Saturday, May 19, 2012

LOUISIANA STORY (1948)


Country: U.S.A.
Genre(s): Propaganda
Director: Robert J. Flaherty
Cast: Joseph Bordeaux / Lionel Le Blanc / E. Bienvenu


Plot
A Cajun boy is fascinated by the arrival of an oil rig on his family’s land.


What I Liked
Hired by Standard Oil to create a film depicting a beneficial relationship between the oil company and the Louisiana swamplands, director Robert Flaherty intended to capture the unique beauties of both machine and nature in “Louisiana Story,” but succeeded much more successfully at the nature portion than he did at the machine portion.  From the opening shot forward, Flaherty successfully imbues the swamps with an otherworldly lushness, capturing a sort of dark wonderland promising adventure, danger, and fantasy around every bend.
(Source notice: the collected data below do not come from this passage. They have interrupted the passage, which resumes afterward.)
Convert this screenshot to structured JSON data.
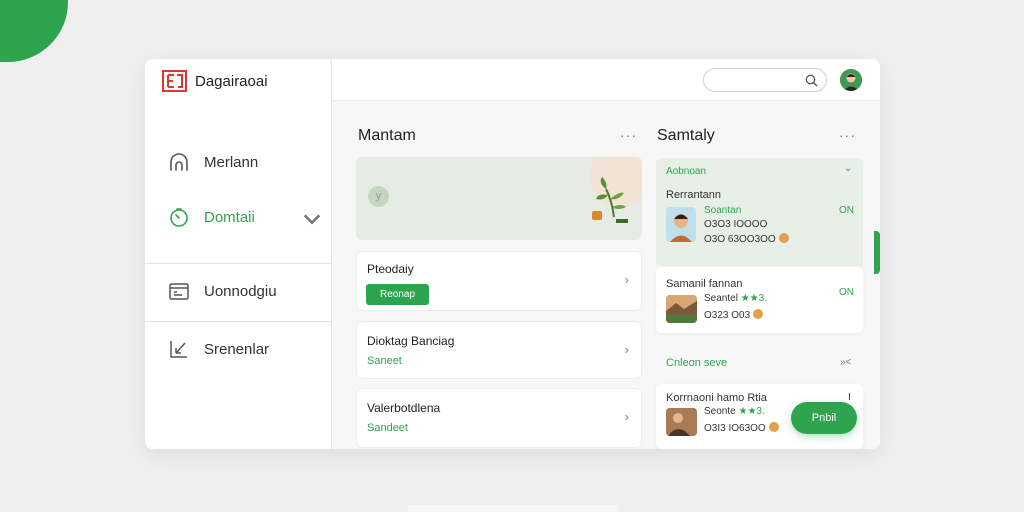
{
  "brand": {
    "name": "Dagairaoai"
  },
  "sidebar": {
    "items": [
      {
        "label": "Merlann",
        "icon": "home-icon"
      },
      {
        "label": "Domtaii",
        "icon": "clock-icon"
      },
      {
        "label": "Uonnodgiu",
        "icon": "calendar-icon"
      },
      {
        "label": "Srenenlar",
        "icon": "edit-icon"
      }
    ]
  },
  "topbar": {
    "search_placeholder": ""
  },
  "main": {
    "title": "Mantam",
    "more": "···",
    "hero_badge": "y",
    "cards": [
      {
        "title": "Pteodaiy",
        "button": "Reonap"
      },
      {
        "title": "Dioktag Banciag",
        "sub": "Saneet"
      },
      {
        "title": "Valerbotdlena",
        "sub": "Sandeet"
      }
    ]
  },
  "summary": {
    "title": "Samtaly",
    "more": "···",
    "panel_header": "Aobnoan",
    "panel_chevron": "⌄",
    "entries": [
      {
        "heading": "Rerrantann",
        "name": "Soantan",
        "line2": "O3O3 IOOOO",
        "line3": "O3O 63OO3OO",
        "tag": "ON"
      },
      {
        "heading": "Samanil fannan",
        "name": "Seantel",
        "stars": "★★3.",
        "line3": "O323 O03",
        "tag": "ON"
      }
    ],
    "section2": {
      "title": "Cnleon seve",
      "icon_text": "»<"
    },
    "entry3": {
      "heading": "Korrnaoni hamo Rtia",
      "name": "Seonte",
      "stars": "★★3.",
      "line3": "O3I3 IO63OO",
      "tag": "I"
    },
    "fab_label": "Pnbil"
  },
  "colors": {
    "accent": "#2ea44f",
    "brand_red": "#d83a2e"
  }
}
The impact of the enchanted marshes is most impressive in the film’s beginning (though it never goes away completely) and is greatly accentuated by Virgil Thompson’s Pulitzer Prize winning score.  Of course it is typically the case that the score lends mood to a film; that’s why the score is there.  However the music in “Louisiana Story” endows many of the animals and machinery alike with unique personalities.  Because these personifications are indispensable to both the intentions and the beauty of the film and because that beauty substitutes for the lack of a conventional storyline, the film’s score is really as much the story as the pictures.  Without it, “Louisiana Story” would have been an incredibly ineffective film.


What I Disliked
Flaherty is often referred to as the father of documentary filmmaking.  However, looking back at this film from the vantage point of more than sixty years, there is clearly no alternative but to really consider “Louisiana Story,” his last significant work, as propaganda.  Funded by Standard Oil and giving a ridiculously biased and romanticized portrayal of oil drilling’s effects on the environment; the movie is certainly not historically or scientifically accurate.
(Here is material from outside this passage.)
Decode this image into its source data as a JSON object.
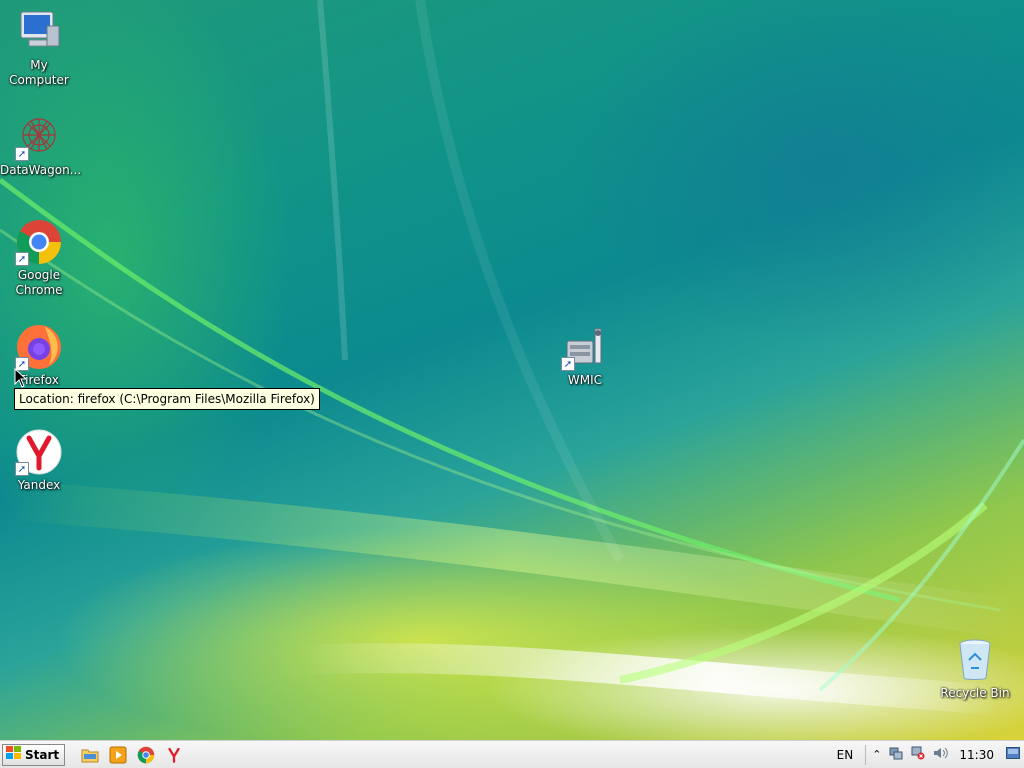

Nor is it factually accurate concerning the family it claims to depict.  As was the case with most of his productions, Flaherty created a fictional story and passed it off as documentary.  The Cajuns depicted in the film were indeed local people, but were cast in fictional roles.  They were strangers, not members of the same family, and did not own the land on which the oil rig was built.  Flaherty hired them to portray a version of Cajun life he imagined would play well to his audience and set them up in staged sequences to tell his story.


Most Memorable Scene
Staged or not, one of the scenes in the film is frightfully dramatic.  When the main character believes an alligator has eaten his pet raccoon, he sets out after the beast, subsequently trapping it and trying to pull it up onto the muddy banks.  At least portions of this scene were shot with a real alligator, and the tug-of-war that ensues definitely makes for some white-knuckle suspense.